From the base of ontology defined and the result of requirements analysis, it was developed the fusion engine algorithm, whose input is information with quality scores and semantic meaning, arising from the quality assessment and the ontology. The algorithm presents customizable features and multi-criteria, that is, it accepts several different inputs made by the operator. The algorithm is prepared to deal with the same process in two different modes: automatically, after the acquisition, with the most associations possible between information, respecting the criteria defined in the requirements analysis and in the process on demand, when the operator selects exactly which objects to fuse and what criteria information must be complied during the process and in the outcome. An example of possible association between two objects by synergy attributes is shown in Fig. 7.

Fig. 7.
figure 7

Example association objects

As a result of this process, it is obtained the first information with greater consistency, then proving that information is correct on a given situation. This information may contain new information during the process of synergy search and multi-criteria association, which reached levels of quality and property imposed by the process, thus bringing information to the operator.
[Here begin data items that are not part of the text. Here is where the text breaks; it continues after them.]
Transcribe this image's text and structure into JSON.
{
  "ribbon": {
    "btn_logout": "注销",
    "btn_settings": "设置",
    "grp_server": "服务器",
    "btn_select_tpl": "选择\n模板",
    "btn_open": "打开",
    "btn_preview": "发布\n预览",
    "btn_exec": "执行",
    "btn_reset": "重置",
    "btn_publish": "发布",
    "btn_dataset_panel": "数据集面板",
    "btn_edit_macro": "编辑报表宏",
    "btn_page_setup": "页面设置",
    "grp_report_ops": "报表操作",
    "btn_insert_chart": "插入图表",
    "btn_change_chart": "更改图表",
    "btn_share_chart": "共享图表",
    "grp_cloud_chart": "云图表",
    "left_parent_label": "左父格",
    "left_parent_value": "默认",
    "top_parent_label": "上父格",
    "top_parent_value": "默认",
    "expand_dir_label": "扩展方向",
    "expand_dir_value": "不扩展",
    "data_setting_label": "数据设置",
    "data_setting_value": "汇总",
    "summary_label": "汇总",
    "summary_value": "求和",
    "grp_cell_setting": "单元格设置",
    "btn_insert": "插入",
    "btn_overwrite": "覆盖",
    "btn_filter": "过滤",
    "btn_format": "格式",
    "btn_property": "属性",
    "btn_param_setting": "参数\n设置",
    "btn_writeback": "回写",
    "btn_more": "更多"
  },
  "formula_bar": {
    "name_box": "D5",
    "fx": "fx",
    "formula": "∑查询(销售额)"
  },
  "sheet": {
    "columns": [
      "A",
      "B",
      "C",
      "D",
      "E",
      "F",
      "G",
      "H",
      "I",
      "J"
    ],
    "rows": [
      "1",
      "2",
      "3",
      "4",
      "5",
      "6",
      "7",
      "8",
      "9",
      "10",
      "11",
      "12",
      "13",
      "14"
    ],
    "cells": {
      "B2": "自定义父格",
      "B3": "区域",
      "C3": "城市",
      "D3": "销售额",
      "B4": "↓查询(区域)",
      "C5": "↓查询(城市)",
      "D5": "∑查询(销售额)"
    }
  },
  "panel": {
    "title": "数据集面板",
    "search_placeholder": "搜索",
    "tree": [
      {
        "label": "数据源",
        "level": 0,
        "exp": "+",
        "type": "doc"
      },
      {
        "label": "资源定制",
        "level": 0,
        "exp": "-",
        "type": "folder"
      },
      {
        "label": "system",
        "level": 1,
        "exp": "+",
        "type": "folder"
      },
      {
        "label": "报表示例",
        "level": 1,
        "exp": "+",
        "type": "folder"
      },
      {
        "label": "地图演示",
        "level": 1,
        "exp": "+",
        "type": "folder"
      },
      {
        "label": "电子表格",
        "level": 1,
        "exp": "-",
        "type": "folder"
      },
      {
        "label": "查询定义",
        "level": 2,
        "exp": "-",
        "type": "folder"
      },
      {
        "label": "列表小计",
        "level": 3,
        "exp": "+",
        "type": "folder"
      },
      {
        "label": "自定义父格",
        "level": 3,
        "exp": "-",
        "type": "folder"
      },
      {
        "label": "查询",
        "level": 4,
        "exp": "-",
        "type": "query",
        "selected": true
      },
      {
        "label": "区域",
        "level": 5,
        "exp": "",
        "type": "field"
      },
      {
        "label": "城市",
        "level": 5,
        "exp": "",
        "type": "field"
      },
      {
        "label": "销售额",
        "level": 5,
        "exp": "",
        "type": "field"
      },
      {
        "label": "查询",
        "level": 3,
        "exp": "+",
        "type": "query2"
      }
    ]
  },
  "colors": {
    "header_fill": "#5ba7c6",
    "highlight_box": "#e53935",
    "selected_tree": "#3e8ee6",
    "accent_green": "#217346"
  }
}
Before this resulting information is presented to the operator, they once more can be submitted to the fusing process in case they are not within the related criteria or submitted to the quality assessment, which will re-evaluate the quality scores based on new information found. After the quality re-assessment, this information will be set in a new ontology that represents the current knowledge of the situation, and then it will be presented to the operator via interface, such interface is presented by Botega et al. [14].

6 Conclusion

This paper presented a framework for Improving Situation Awareness comprising of a process for multi-criteria fusion of heterogeneous information to mitigate uncertain information about situations and their assets. Such framework may be coupled into situation assessment systems for specialists to reason about information of lower dimensionality and better quality. Hence, this work also presented methods for information fusion, natural language processing, information quality assessment and knowledge representation to be employed in such framework to contribute for SAW. The application of the framework and associated methods generated valid results regarding the obtaining of expected information useful for developing SAW, according to the requirements defined by the domain specialists. Such information was successful incrementally built using syntactical and semantical input. The use of multi-criteria information fusion empowers the assessment of situations by generating several integration possibilities of synergic information for the analysis of a specialist. Also, the specialist has the possibility to define the criteria and the information quality threshold for the parametrisation of the fusion algorithm. As future work, the authors intend to expand and optimize the techniques of acquisition and natural speech processing, as well as methods that make fusion engine, expanding the ability to search and synergistic association data. Also, study and improve the data-mining algorithm from semantic data, as well as the power of its association of multiple criteria, increasing the power to process different inputs, given the multitude of criteria, linguistic or quantitative.